A wallet-sized sensor that works with a projector and computer to turn any hard, dumb surface into an interactive display is being introduced to the U.S. market. Early adopters say they are thrilled.

Photo, top, courtesy of fullcon. Photo, bottom, by Luke Abaffy
SMART WALL The U-Pointer can turn any computer image or projection into an interactive display. The size of the image is only limited by the projectors capability.

“It's a tremendous opportunity,” says Andrew Berger, vice president of Parsons Corp., Pasadena, Calif. Berger acquired one of the devices, called a U-Pointer, in late May. He put it to work immediately for engineering design reviews. “You can create an interactive, wall-sized work space with it [and] document comments and change things on the fly. It saves any comments or marks that you make,” Berger says.

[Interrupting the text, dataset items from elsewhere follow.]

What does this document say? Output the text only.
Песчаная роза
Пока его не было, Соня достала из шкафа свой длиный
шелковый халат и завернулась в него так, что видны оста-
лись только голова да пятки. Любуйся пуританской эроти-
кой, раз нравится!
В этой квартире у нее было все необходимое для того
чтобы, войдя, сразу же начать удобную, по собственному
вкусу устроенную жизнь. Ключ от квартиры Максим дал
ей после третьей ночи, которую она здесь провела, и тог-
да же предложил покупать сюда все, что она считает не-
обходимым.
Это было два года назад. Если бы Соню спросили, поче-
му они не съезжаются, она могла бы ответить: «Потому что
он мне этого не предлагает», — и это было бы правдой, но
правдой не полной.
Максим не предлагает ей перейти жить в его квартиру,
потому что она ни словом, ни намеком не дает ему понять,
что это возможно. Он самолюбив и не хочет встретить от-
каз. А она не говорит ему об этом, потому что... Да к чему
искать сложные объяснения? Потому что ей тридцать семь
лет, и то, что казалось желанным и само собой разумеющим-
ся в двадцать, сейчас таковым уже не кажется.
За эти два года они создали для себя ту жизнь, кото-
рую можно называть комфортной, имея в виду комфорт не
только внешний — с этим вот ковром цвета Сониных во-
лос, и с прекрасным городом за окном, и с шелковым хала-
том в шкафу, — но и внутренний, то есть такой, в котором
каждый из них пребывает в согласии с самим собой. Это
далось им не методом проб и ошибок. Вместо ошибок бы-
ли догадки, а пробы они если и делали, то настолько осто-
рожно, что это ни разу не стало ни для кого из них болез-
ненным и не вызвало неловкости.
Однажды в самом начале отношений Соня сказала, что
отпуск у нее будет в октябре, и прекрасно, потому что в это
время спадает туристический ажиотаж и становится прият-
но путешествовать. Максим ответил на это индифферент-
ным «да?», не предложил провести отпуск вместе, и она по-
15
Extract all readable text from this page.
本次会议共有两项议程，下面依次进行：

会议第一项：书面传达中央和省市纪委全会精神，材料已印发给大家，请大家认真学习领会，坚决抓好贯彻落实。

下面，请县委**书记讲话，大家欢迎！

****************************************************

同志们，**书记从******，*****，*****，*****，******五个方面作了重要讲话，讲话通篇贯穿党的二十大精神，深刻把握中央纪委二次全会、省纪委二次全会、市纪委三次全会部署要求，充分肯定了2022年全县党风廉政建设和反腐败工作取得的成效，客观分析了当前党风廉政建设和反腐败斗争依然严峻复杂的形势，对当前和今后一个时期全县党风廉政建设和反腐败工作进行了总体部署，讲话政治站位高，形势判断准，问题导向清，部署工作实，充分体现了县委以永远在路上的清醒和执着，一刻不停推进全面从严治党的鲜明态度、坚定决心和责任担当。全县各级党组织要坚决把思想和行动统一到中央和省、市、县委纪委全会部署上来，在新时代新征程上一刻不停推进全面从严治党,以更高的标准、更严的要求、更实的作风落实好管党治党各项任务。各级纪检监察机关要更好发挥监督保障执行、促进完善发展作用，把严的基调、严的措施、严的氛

Markus Hill, technology vice president at Rodger's Builders Inc., Charlotte, N.C., says use is intuitive. “There's a natural interaction with the tablets and touch screens,” he says. “Technology gets in the way of processes sometimes. We see this allowing us to use technology to its fullest.”

The device comprises a sensor, a small tripod and an infrared-LED-tipped pressure-sensitive pen. A driver is downloaded for installation.

Users connect the sensor by USB to a PC; a projector or plasma screen displays the image. As long as it has a clear view of the image, the sensor may be placed anywhere within 25 ft of the display.

The software prompts users to calibrate the device by touching six targets on the screen. When the last target is touched, the display becomes interactive. The pen behaves like a mouse or stylus. It can work with any hard surface, including drywall or frosted glass. It comes with a markup tool but can be used with whatever software is available, although not yet with Macs. The price starts at $1,600.

David Fuller, president of FullCon Solutions LLC, Raleigh, N.C., is the exclusive U.S. distributor. Fuller says he found the foreign-made sensor while he was doing research to invent his own. He now is working to integrate the device with an interactive meeting service. “Imagine being able to manipulate and annotate live meetings through screen-sharing services,” Fuller says.